If you set flatten to True, each key of the dictionary will be logged as a mlflow parameters, instead of a single parameter for the whole dictionary. Note that it is recommended to facilitate run comparison.

The long_parameters_strategy key enable to define different way to handle parameters over the mlflow limit (currently 250 characters):

  • fail: no special management of characters above the limit. They will be send to mlflow and as a result, in some backend they will be stored normally (e.g. for FileStore backend) and for some others logging will fail.

  • truncate: All parameters above the limit will be automatically truncated to a 250-character length to make sure logging will pass for all mlflow backend.

  • tag: Any parameter above the limit will be registered as a tag instead of a parameter as it seems to be the recommended mlflow way to deal with long parameters.
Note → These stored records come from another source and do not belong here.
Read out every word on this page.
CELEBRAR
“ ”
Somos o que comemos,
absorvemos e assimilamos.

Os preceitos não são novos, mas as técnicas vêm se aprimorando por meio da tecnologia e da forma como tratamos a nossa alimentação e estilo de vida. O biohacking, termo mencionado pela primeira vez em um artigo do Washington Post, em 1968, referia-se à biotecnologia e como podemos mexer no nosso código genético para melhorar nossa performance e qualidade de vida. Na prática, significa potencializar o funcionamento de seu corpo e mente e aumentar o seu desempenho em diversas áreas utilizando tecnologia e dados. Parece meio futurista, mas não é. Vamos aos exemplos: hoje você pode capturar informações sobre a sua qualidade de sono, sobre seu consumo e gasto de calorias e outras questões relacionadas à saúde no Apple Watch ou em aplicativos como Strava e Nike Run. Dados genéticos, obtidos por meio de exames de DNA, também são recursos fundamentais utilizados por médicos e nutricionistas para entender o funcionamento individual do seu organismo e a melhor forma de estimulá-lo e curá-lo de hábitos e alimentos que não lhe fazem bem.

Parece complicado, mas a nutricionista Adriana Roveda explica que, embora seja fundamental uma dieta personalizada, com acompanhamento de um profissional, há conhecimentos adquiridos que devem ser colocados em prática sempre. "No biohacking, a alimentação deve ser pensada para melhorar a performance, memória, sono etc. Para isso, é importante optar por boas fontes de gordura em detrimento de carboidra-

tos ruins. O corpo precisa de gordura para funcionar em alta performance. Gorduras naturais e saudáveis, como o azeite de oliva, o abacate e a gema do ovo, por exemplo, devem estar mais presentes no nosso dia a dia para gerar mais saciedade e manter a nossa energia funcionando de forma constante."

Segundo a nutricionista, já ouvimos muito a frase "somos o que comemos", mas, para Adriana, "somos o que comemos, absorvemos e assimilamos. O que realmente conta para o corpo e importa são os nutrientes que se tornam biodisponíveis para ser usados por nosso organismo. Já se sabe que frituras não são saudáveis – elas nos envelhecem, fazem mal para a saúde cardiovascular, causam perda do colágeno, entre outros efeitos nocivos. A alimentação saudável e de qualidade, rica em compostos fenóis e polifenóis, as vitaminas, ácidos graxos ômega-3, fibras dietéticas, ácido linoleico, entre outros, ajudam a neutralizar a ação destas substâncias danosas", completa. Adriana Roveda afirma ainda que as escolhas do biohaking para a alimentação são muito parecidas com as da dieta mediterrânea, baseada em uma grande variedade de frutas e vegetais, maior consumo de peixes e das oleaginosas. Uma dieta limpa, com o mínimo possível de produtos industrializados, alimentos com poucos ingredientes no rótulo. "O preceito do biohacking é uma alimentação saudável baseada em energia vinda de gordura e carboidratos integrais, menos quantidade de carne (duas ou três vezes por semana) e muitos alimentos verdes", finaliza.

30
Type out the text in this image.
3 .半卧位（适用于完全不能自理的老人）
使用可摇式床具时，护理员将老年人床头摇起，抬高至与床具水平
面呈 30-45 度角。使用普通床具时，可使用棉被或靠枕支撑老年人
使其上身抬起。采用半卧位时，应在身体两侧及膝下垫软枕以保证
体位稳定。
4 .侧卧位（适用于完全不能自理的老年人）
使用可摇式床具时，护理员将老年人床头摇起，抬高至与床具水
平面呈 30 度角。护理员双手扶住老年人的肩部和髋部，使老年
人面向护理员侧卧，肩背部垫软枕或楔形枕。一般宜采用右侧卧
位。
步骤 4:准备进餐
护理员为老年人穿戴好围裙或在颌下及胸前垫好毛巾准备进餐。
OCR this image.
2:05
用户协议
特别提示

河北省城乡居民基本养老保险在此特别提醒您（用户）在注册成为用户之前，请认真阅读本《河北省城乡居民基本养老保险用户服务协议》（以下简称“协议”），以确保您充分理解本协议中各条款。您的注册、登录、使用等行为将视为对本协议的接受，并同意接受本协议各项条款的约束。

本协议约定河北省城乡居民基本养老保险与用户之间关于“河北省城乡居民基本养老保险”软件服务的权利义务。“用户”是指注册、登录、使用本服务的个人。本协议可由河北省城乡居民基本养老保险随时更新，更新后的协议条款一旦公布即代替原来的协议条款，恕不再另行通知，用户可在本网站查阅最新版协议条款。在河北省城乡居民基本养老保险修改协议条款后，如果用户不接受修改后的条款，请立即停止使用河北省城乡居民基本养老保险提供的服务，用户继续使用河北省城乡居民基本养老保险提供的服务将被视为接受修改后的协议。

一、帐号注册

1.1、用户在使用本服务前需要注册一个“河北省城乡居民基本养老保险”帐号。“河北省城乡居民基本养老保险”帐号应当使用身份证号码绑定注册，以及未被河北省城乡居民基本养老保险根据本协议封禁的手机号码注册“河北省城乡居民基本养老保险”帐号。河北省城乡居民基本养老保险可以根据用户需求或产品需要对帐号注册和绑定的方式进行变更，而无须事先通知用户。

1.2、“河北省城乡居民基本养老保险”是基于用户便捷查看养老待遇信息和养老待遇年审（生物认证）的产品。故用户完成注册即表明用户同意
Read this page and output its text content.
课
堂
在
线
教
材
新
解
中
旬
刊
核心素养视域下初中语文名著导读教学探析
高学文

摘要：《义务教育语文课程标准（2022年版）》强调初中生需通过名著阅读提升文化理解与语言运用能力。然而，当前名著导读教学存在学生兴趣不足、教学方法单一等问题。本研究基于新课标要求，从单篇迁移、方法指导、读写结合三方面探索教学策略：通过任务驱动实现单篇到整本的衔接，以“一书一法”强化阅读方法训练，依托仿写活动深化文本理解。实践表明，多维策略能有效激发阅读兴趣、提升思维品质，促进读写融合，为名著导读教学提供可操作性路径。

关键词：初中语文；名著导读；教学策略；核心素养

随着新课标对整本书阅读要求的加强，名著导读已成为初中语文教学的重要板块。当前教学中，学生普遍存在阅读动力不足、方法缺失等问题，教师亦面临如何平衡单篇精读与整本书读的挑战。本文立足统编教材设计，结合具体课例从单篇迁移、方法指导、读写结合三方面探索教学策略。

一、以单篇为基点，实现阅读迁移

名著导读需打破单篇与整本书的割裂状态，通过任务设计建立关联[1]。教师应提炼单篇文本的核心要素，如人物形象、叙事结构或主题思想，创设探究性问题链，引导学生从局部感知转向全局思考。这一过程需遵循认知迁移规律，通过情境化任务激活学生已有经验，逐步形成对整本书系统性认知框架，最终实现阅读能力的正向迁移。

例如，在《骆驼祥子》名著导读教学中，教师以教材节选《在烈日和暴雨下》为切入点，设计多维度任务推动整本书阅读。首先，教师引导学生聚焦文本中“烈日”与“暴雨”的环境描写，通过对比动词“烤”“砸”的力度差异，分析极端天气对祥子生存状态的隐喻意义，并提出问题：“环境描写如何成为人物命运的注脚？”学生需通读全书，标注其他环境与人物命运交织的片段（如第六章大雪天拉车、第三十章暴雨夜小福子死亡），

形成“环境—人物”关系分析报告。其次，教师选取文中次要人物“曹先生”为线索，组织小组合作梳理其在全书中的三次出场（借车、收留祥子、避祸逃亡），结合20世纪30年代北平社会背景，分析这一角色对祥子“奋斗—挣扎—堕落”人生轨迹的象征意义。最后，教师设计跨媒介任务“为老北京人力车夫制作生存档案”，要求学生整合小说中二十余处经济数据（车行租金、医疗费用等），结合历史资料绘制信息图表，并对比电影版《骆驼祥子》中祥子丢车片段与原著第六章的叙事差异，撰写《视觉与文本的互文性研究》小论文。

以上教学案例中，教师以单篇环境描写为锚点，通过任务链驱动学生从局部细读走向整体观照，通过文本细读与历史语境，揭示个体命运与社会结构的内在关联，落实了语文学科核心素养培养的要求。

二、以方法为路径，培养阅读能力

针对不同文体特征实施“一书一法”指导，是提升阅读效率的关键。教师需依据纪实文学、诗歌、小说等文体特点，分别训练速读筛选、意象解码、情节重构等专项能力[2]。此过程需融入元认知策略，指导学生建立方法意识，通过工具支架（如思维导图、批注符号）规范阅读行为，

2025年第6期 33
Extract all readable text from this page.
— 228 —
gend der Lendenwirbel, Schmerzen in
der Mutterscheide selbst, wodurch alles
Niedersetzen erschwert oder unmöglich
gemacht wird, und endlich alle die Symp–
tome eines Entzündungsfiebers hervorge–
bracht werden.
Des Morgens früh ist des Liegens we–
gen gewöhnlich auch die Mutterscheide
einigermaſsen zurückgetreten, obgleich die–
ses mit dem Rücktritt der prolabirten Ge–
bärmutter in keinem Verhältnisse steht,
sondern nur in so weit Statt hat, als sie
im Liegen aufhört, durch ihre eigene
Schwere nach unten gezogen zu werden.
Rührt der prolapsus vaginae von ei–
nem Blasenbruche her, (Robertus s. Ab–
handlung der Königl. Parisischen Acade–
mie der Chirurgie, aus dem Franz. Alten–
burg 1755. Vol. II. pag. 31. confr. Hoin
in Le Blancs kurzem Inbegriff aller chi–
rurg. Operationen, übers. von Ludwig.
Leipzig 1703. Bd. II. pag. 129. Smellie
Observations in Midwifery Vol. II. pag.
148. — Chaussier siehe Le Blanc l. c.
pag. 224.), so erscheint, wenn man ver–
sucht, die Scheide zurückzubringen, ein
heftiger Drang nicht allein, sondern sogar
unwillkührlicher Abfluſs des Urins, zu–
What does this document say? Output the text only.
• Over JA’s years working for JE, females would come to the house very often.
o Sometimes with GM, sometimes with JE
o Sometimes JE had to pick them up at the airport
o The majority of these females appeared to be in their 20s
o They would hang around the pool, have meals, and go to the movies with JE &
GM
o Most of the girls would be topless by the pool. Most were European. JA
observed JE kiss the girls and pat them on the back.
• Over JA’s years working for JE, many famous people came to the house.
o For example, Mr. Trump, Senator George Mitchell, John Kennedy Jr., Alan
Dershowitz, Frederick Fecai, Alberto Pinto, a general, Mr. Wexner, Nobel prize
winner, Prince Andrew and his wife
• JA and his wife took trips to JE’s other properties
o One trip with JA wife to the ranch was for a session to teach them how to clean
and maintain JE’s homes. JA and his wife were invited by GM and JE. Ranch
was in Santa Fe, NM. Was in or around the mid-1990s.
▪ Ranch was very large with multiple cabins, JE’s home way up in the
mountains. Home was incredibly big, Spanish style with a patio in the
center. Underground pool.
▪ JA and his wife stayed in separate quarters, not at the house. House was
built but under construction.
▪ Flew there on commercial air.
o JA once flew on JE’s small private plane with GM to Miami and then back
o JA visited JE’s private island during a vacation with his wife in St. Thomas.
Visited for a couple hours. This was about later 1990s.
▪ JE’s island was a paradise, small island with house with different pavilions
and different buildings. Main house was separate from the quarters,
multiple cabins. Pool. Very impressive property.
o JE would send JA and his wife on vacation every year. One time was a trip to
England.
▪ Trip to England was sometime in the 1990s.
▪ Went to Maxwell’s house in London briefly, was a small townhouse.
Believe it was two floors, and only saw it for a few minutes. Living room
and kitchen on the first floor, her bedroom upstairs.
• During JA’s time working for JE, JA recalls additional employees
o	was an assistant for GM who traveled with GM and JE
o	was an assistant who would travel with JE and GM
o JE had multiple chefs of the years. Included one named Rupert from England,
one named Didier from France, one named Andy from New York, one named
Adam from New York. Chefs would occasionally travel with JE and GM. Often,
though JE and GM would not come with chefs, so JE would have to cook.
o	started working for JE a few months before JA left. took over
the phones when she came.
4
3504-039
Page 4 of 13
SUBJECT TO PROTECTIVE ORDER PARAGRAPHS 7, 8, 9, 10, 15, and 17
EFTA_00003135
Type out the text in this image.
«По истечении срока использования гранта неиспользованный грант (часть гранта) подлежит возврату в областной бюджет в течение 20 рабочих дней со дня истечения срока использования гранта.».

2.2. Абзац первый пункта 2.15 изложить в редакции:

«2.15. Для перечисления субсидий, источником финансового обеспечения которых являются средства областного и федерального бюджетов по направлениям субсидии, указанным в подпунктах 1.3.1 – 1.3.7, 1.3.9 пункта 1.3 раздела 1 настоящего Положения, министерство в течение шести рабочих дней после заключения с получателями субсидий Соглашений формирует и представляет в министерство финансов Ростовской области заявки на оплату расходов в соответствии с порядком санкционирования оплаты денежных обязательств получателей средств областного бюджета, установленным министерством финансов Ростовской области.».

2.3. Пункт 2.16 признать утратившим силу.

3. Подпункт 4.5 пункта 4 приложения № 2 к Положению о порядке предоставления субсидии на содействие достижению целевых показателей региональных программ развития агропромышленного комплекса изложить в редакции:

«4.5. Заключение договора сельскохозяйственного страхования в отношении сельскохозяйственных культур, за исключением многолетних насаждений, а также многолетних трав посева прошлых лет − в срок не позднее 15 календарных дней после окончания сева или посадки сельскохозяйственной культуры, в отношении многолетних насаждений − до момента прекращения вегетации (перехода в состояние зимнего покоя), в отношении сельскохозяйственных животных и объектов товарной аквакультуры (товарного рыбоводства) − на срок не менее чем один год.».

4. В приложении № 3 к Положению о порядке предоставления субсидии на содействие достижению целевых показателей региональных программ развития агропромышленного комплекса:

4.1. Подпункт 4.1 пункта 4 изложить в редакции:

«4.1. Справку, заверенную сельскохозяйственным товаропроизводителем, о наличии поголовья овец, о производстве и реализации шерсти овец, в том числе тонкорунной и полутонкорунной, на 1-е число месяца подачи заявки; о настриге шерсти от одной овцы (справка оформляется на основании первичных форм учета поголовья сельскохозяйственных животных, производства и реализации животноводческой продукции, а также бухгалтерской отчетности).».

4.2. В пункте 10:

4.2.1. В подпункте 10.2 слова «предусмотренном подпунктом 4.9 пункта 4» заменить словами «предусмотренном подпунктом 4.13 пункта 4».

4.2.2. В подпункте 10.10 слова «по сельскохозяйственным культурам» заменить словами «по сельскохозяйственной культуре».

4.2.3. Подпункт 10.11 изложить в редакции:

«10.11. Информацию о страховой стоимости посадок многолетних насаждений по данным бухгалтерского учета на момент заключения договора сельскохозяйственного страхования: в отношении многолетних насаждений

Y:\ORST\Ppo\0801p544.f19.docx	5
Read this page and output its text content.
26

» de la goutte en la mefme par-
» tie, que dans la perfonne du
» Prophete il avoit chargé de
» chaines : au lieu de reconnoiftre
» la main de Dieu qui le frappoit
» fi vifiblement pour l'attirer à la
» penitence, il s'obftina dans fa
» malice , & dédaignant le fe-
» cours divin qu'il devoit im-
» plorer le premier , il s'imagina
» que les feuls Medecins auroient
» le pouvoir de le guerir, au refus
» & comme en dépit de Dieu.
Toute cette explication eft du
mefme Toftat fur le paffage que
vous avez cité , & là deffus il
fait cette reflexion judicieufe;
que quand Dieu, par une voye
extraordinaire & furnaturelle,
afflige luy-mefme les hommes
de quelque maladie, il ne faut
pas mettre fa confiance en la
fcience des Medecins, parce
Configure the user interface

You can configure mlflow user interface default params inside the mlflow.yml:

ui:
  port: null  # the port to use for the ui. Find a free port if null.
  host: null  # the host to use for the ui. Default to "localhost" if null.

The port and host parameters set in this configuration will be used by default if you use kedro mlflow ui command (instead of mlflow ui) to open the user interface. Note that the kedro mlflow ui command will also use the mlflow_tracking_uri key set inside mlflow.yml.